Здесь я подхожу к проблеме формирования старорусского («допетровского») «рефлекса на Иное». История его еще ждет своего обстоятельного концептуального истолкования. Ни в коей мере не претендуя на решение этой задачи в сколько-нибудь генерализованной форме, я хотел бы тем не менее высказать несколько замечаний.
Уже в допетровской Руси элита и массы, несмотря на бесчисленные социальные конфликты между ними, были связаны единой системой социально-религиозных, убежденно-христианских норм, идеалов, символов, в этноцентристском духе проинтерпретированной иерархией ценностей и функционирующих в ней категорий «добра» и «зла». Эта же система, исходящая из представления об априорном совершенстве крепнущей российской государственности – а потому и антиэгалитарная, – в свою очередь, была основой, на которой конструировалась концепция мира, как бы расходящегося концентрическими кругами из центра, каковым являлась (или собиралась стать) «святая Русь»129.
Первый круг – это государства и народы, наиболее близкие России в религиозном прежде всего («православные») и культурном планах.

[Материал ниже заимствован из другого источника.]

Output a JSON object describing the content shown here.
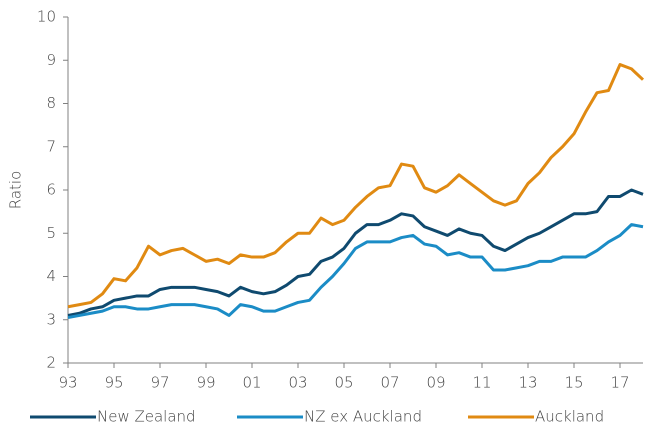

Стереотипизации идеи «Москва – третий Рим» упрочила взгляд на них как на периферию русской политико-культурной зоны, т. е. ее «сниженный дубликат», но всегда реальный и потенциальный союзник в борьбе и с Западом, и с мусульманским Востоком.
Назовем этот круг «Югом».
Второй круг – католические (а с XVI в. – и протестантские) регионы.

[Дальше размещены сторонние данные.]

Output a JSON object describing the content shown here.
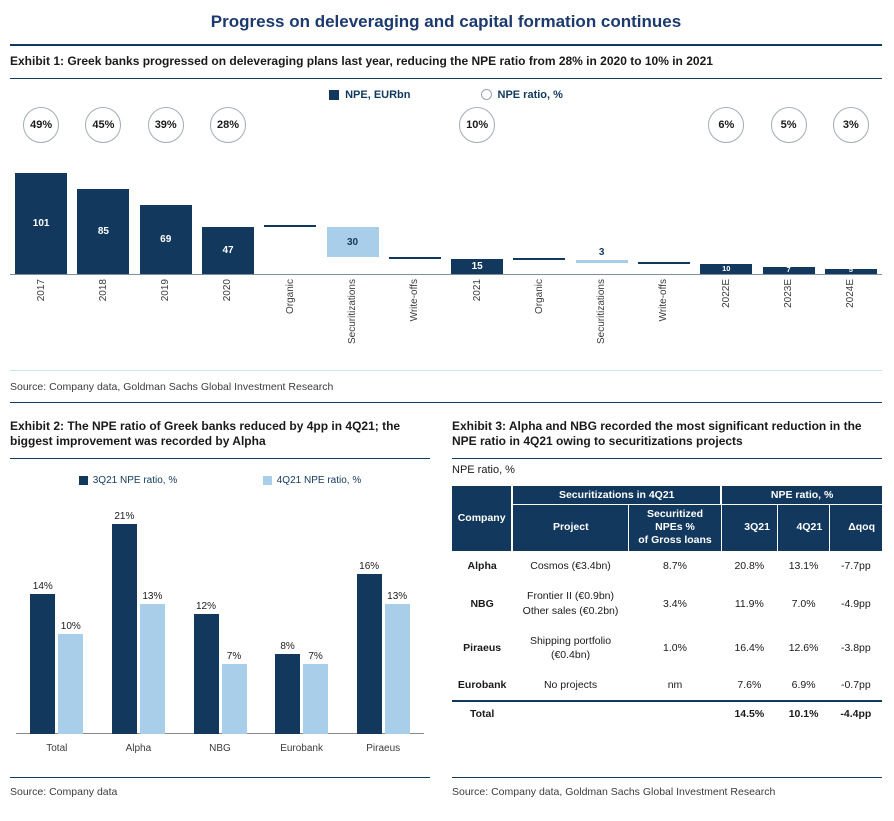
{
  "title": "Progress on deleveraging and capital formation continues",
  "colors": {
    "navy": "#12385e",
    "light_blue": "#a9cee9",
    "title_navy": "#1c3a6e"
  },
  "exhibit1": {
    "heading": "Exhibit 1: Greek banks progressed on deleveraging plans last year, reducing the NPE ratio from 28% in 2020 to 10% in 2021",
    "legend": [
      {
        "label": "NPE, EURbn",
        "swatch": "navy-square"
      },
      {
        "label": "NPE ratio, %",
        "swatch": "outline-circle"
      }
    ],
    "source": "Source: Company data, Goldman Sachs Global Investment Research",
    "chart_data": {
      "type": "bar",
      "subtype": "waterfall",
      "unit": "EURbn",
      "ylim": [
        0,
        105
      ],
      "bars": [
        {
          "label": "2017",
          "top": 101,
          "bottom": 0,
          "display": "101",
          "ratio": "49%",
          "style": "dark"
        },
        {
          "label": "2018",
          "top": 85,
          "bottom": 0,
          "display": "85",
          "ratio": "45%",
          "style": "dark"
        },
        {
          "label": "2019",
          "top": 69,
          "bottom": 0,
          "display": "69",
          "ratio": "39%",
          "style": "dark"
        },
        {
          "label": "2020",
          "top": 47,
          "bottom": 0,
          "display": "47",
          "ratio": "28%",
          "style": "dark"
        },
        {
          "label": "Organic",
          "top": 48,
          "bottom": 47,
          "display": "",
          "style": "line"
        },
        {
          "label": "Securitizations",
          "top": 47,
          "bottom": 17,
          "display": "30",
          "style": "light"
        },
        {
          "label": "Write-offs",
          "top": 17,
          "bottom": 15,
          "display": "",
          "style": "line"
        },
        {
          "label": "2021",
          "top": 15,
          "bottom": 0,
          "display": "15",
          "ratio": "10%",
          "style": "dark"
        },
        {
          "label": "Organic",
          "top": 15,
          "bottom": 14,
          "display": "",
          "style": "line"
        },
        {
          "label": "Securitizations",
          "top": 14,
          "bottom": 11,
          "display": "3",
          "style": "light"
        },
        {
          "label": "Write-offs",
          "top": 11,
          "bottom": 10,
          "display": "",
          "style": "line"
        },
        {
          "label": "2022E",
          "top": 10,
          "bottom": 0,
          "display": "10",
          "ratio": "6%",
          "style": "dark"
        },
        {
          "label": "2023E",
          "top": 7,
          "bottom": 0,
          "display": "7",
          "ratio": "5%",
          "style": "dark"
        },
        {
          "label": "2024E",
          "top": 5,
          "bottom": 0,
          "display": "5",
          "ratio": "3%",
          "style": "dark"
        }
      ]
    }
  },
  "exhibit2": {
    "heading": "Exhibit 2: The NPE ratio of Greek banks reduced by 4pp in 4Q21; the biggest improvement was recorded by Alpha",
    "source": "Source: Company data",
    "chart_data": {
      "type": "bar",
      "categories": [
        "Total",
        "Alpha",
        "NBG",
        "Eurobank",
        "Piraeus"
      ],
      "series": [
        {
          "name": "3Q21 NPE ratio, %",
          "style": "dark",
          "values": [
            14,
            21,
            12,
            8,
            16
          ]
        },
        {
          "name": "4Q21 NPE ratio, %",
          "style": "light",
          "values": [
            10,
            13,
            7,
            7,
            13
          ]
        }
      ],
      "value_suffix": "%",
      "ylim": [
        0,
        22
      ]
    }
  },
  "exhibit3": {
    "heading": "Exhibit 3: Alpha and NBG recorded the most significant reduction in the NPE ratio in 4Q21 owing to securitizations projects",
    "subtitle": "NPE ratio, %",
    "source": "Source: Company data, Goldman Sachs Global Investment Research",
    "table": {
      "header": {
        "company": "Company",
        "group1": "Securitizations in 4Q21",
        "group2": "NPE ratio, %",
        "cols": [
          "Project",
          "Securitized NPEs %\nof Gross loans",
          "3Q21",
          "4Q21",
          "Δqoq"
        ]
      },
      "rows": [
        {
          "company": "Alpha",
          "project": "Cosmos (€3.4bn)",
          "securitized": "8.7%",
          "q3": "20.8%",
          "q4": "13.1%",
          "qoq": "-7.7pp",
          "is_total": false
        },
        {
          "company": "NBG",
          "project": "Frontier II (€0.9bn)\nOther sales (€0.2bn)",
          "securitized": "3.4%",
          "q3": "11.9%",
          "q4": "7.0%",
          "qoq": "-4.9pp",
          "is_total": false
        },
        {
          "company": "Piraeus",
          "project": "Shipping portfolio\n(€0.4bn)",
          "securitized": "1.0%",
          "q3": "16.4%",
          "q4": "12.6%",
          "qoq": "-3.8pp",
          "is_total": false
        },
        {
          "company": "Eurobank",
          "project": "No projects",
          "securitized": "nm",
          "q3": "7.6%",
          "q4": "6.9%",
          "qoq": "-0.7pp",
          "is_total": false
        },
        {
          "company": "Total",
          "project": "",
          "securitized": "",
          "q3": "14.5%",
          "q4": "10.1%",
          "qoq": "-4.4pp",
          "is_total": true
        }
      ]
    }
  }
}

Этот круг – «Запад» – и конфессионально, и культурно, и политически чужд, а во многом даже антиподичен России. Он был и может быть для нее – как и мусульманский мир – перманентным деструктором, инспиратором Зла, и потому между ним и Русским государством так долго сохранялся коммуникационный вакуум, так настойчиво шла акцентуация когнитивного и институционального размежевания.
Но в конечном счете в отношении к Западу возобладала установка на комплиментарность, т. е. на взаимодополняющее сожительство противоположностей.
Третий круг – «нехристианский Восток», обиталище варваров, сфера репрессивной и отчужденной культуры (Не– и Антикультуры), с не-истинностью протекающего в ее руслах бытия130. Поэтому она должна быть, во-первых, подчинена нормативному контролю со стороны «передовой», «настоящей» культуры и, во-вторых, размыта и разложена (преимущественно – путем христианизации) так, чтобы все слабей и слабей являла себя как фатальный источник страданий «истинно верующих».
Все это – идеальная схема, в которую жизнь вносила фундаментальные зачастую коррекции, но тем не менее обретшая в XVIII в. и позднее статус высокостереотипизированного способа совладения с конфликтными ситуациями и на международной арене, и в пределах собственного государства. Впрочем, не будем абсолютизировать этот «высокостереотипизированный способ».
Я уже привлекал внимание к тому факту, что унификаторская модель работала в Российской империи с громадными перебоями – и не только потому, что удельный вес клерикальных («тотально-христианизирующих») лозунгов оказывался довольно низким. Прагматизм «строителей и укрепителей империи» – о которых я еще не раз буду говорить дальше – заставлял в «нетрадиционных» терминах интерпретировать природу курса на «сохранение многообразия» нерусской сферы российской государственности. Перед нами – сохранение этнического (и конфессионального) плюрализма не как самоцель, а как стимулирование способности этой сферы к саморегуляции в измененных русско-православным субстратом условиях, чтобы эффективнее осуществлялись всевозможные взаимообмены «во имя общих интересов» этнических компонентов империи. Тем самым каждый из них смог бы не замыкать вопросы своей истории в наличной социальной прагматике – как бы ни была она важна, – а актуализировать одни потенции и, напротив, не объективизировать в своем эмпирическом бытии другие.